On almost every measure of educational success from pre-K to postgrad, boys and young men now lag well behind their female classmates. The trend is so pronounced that it can result only from structural problems. Affluent parents and elite schools are tackling the issue by giving boys more time. But in fact it is boys from poorer backgrounds who struggle the most in the classroom, and these boys, who could benefit most from the gift of time, are the ones least likely to receive it.

there was a discussion on ssc a while back about why boys underperform relative to girls in school. the most common explanation was that school is simply 'feminized', but maybe boys simply mature slower; the article certainly doesn't shy away from nature over nurture

The problem of self-regulation is much more severe for boys than for girls. Flooded with testosterone, which drives up dopamine activity, teenage boys are more inclined to take risks and seek short-term rewards than girls are. Meanwhile, the parts of the brain associated with impulse control, planning, and future orientation are mostly in the prefrontal cortex—the so-called CEO of the brain—which matures about two years later in boys than in girls.

Other relevant centers of the brain follow suit. The cerebellum, for example, plays a role in “emotional, cognitive, and regulatory capacities,” according to Gokcen Akyurek, an expert on executive functioning at Hacettepe University, in Turkey. It reaches full size at the age of 11 for girls, but not until age 15 for boys. Similarly, there are sex differences linked to the timing of puberty in the development of the hippocampus, a part of the brain that contributes to memory and learning.

this seems like a simple enough way to perhaps help boys stop falling behind in education.

  1. Redshirting of boys is a good idea for an individual parent. But I suspect there's a Red Queen aspect that's being ignored: relative age/size/development plays a big role in school outcomes, particularly for boys. (E.g. short boys put on HGH show improved social and emotional outcomes). If all of a sudden all boys in a grade level are a year older, no one really benefits. This relative hierarchy is also consistent with girls not benefitting as much from red shirting: if it was merely that people who are more developed tend to do better in school and boys are delayed a bit, girls who are redshirted would still show a comparable benefit just even more so. And single sex schools don't show as large a benefit for boys as redshirting does.

  2. Boys and girls develop differently. Areas where boys tend to develop faster (independence; exploration; spatial and analytical reasoning; objective tests) are increasingly deemphasized in schooling. If you judge boys and girls according to who develops the most like girls, it's not surprising when girls have better outcomes.

  3. Age-based grade levels are outdated: there are enough factors of development that targeting instruction at a given grade level at some hypothetical child who is average in all those factors is not a "one size fits all" or even a "one size fits some" model, but one size fits none. (cf the curse of dimensionality). If I were to have a kid, public schools are the last place I'd put him or her.

If all of a sudden all boys in a grade level are a year older, no one really benefits.

Sure they do, they have an extra year of brain development to use in tackling the material they're being given at that grade level.

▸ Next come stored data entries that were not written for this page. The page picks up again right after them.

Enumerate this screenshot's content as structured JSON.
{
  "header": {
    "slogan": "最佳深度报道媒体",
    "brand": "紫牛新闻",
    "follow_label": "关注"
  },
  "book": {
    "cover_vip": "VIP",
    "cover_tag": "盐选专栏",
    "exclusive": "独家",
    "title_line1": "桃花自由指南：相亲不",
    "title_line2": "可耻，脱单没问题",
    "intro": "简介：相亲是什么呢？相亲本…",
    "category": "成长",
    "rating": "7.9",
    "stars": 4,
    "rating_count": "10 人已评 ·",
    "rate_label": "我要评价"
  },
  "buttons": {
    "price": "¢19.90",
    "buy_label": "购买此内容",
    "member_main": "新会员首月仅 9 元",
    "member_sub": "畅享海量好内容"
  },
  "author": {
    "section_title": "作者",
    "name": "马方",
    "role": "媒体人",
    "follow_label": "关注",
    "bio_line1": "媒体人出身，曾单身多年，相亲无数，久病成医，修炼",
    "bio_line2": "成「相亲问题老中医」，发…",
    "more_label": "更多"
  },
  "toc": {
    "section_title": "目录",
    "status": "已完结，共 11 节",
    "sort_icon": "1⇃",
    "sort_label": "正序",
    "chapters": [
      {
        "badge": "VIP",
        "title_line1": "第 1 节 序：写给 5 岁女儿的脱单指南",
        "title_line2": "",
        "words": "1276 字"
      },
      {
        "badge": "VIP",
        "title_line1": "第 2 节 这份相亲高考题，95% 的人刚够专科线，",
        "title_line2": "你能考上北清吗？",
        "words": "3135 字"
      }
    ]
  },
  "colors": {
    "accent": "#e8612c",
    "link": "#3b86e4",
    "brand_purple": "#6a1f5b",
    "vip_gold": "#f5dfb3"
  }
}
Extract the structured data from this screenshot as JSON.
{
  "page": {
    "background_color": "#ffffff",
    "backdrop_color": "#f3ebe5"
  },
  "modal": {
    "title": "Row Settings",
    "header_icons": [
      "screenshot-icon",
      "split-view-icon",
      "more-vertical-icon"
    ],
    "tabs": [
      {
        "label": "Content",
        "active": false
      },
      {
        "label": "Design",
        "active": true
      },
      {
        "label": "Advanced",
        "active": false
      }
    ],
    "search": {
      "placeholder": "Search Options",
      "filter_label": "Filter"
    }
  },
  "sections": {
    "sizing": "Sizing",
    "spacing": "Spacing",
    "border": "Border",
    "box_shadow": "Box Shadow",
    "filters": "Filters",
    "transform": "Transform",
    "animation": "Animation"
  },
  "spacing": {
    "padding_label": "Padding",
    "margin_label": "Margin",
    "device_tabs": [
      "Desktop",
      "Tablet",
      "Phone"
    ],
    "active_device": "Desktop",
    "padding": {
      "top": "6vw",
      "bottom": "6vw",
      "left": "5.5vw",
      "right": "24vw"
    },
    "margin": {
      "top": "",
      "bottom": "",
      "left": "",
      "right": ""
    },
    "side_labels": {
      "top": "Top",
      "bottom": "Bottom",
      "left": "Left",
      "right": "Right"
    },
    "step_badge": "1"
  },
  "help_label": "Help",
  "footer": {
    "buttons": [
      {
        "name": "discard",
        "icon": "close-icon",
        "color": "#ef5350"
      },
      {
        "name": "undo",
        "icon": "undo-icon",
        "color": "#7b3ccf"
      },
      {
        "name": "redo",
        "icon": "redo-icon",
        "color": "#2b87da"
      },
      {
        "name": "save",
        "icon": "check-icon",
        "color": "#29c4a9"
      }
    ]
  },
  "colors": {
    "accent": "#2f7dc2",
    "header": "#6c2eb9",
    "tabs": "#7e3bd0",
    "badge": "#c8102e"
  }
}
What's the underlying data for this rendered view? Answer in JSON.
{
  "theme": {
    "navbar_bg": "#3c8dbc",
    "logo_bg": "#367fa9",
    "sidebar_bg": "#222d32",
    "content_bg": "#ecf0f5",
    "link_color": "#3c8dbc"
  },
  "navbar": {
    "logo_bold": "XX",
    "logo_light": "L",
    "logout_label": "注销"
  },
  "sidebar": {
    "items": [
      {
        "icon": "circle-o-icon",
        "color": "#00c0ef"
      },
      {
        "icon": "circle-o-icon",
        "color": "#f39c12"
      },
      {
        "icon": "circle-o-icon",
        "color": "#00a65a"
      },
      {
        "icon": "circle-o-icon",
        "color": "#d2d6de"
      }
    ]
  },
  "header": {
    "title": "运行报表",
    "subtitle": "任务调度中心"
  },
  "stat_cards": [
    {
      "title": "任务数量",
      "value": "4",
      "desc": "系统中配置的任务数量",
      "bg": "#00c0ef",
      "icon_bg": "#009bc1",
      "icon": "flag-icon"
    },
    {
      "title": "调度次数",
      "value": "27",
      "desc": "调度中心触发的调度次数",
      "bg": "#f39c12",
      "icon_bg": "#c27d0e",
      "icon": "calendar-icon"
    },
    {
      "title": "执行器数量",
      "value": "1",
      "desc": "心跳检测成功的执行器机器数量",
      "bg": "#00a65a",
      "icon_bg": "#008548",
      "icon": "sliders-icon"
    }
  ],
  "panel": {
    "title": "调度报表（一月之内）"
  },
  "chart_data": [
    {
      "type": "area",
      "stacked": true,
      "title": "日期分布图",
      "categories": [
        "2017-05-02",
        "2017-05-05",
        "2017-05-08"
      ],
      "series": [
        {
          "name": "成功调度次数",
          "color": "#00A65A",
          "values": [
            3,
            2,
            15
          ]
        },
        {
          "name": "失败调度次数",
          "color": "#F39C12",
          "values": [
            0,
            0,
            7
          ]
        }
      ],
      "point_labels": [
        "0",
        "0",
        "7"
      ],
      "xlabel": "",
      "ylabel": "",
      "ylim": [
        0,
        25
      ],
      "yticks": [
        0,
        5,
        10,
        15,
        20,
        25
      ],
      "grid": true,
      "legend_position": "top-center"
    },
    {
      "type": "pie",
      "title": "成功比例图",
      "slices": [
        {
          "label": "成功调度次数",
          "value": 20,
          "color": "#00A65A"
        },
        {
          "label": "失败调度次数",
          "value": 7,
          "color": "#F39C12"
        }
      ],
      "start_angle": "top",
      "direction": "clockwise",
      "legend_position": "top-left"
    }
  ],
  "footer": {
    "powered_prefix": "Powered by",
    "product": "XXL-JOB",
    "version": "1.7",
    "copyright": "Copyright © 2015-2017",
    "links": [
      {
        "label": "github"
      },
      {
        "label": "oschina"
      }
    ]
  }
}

My point is that it's a relative development effect as well as an absolute development effect.

Girls also undergo a year of development in a year, same as boys. But redshirting doesn't increase their outcomes nearly as much. If it were purely a matter of absolute level of development, girls who redshirted would improve outcomes compared to their one year lower peers, same as boys, but they don't.

A good test of this would be redshirting all boys in a year. My prediction is that the improvement in outcomes would be substantially less than for a class composition with a smaller proportion of redshirt boys, and the effect would be dose dependent.